Hard-boiled eggs or flat? Depending on cooking, calories and satiety vary. Here’s how to choose just in the morning. We love them for breakfast, Sunday brunch or slipped into an express salad. Eggs are one of our essentials. But a question often comes up: is it better to choose them hard or flat in the morning? Behind this apparent simplicity are real differences on the nutrition, energy and balance side. We take stock, without a headache.
Hard eggs: the light and practical option

If you are looking for a simple breakfast, satiating and easy to anticipate, the hard-boiled egg ticks almost all the boxes.
Cooked without fat, it brings about 70 kcal for a large egg and nearly 6 g of quality protein. The result: good satiety and fewer cravings at the end of the morning. Ideal if you are trying to stabilize your weight or simply avoid snacking.

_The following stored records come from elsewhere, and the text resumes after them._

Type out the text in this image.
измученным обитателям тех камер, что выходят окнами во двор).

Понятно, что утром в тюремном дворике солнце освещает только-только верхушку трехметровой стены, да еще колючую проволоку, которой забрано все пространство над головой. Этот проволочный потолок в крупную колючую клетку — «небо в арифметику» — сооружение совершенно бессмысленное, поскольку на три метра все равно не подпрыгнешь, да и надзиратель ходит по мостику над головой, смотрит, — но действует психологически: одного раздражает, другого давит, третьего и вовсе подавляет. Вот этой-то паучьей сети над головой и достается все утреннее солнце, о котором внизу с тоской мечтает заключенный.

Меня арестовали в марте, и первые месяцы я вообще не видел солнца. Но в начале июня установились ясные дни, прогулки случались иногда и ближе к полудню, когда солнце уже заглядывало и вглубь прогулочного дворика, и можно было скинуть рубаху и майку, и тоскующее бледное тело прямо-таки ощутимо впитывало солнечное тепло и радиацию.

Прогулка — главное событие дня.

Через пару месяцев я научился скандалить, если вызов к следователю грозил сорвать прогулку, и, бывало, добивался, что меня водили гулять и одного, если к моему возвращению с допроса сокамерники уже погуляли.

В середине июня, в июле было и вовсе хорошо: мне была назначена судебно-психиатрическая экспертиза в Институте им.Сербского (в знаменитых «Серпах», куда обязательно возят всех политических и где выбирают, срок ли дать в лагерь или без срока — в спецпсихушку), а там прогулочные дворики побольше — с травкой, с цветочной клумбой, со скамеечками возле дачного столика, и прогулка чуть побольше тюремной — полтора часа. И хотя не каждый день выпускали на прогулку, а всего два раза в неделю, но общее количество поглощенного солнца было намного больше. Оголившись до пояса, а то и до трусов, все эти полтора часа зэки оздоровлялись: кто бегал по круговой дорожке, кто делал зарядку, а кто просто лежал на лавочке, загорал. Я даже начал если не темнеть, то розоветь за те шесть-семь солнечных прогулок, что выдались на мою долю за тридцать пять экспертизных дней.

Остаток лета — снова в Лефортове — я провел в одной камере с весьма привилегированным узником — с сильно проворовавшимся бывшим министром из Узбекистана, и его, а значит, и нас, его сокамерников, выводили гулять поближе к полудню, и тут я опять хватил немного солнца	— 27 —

Another asset: cooking with water preserves nutrients well. Eggs naturally contain B vitamins, vitamin D and choline, a key nutrient for the proper functioning of the brain. There are also lutein and zeaxanthin, antioxidants that are interesting for visual health.
For optimal cooking, place the eggs in a saucepan, cover them with cold water, bring to a boil and then count 9 minutes of cooking from the first simmering to obtain a hard-boiled egg. Cool them immediately under cold water before placing them in the refrigerator.
On the organization side, you can bake 4 to 6 eggs in advance, keep them in the refrigerator (with the shell) for 3 to 4 days and catch one quickly before going to work. Simple, efficient, zero dishes in the morning.
Eggs with a dish : more greedy, but to master

Let’s face it: the egg in the dish has that comforting little side that we love. The yellow flowing, the white slightly crispy on the edges... difficult to resist.
Nutritionally, it all depends on how it is prepared. Cooked with a drizzle of olive oil or avocado oil (about a teaspoon, i.e. 5 ml), it remains quite reasonable, around 90 to 100 kcal.
On the other hand, if the pan contains too much fat, the calorie intake increases rapidly. It is not problematic occasionally, but on a daily basis, it can unbalance the whole diet.
For a controlled cooking, heat a non-stick pan over medium heat, add 5 ml of oil, distribute it with an absorbent paper, then break the egg gently. Cook without covering to keep a yellow flower, or cover for 1-2 minutes if you prefer it firmer.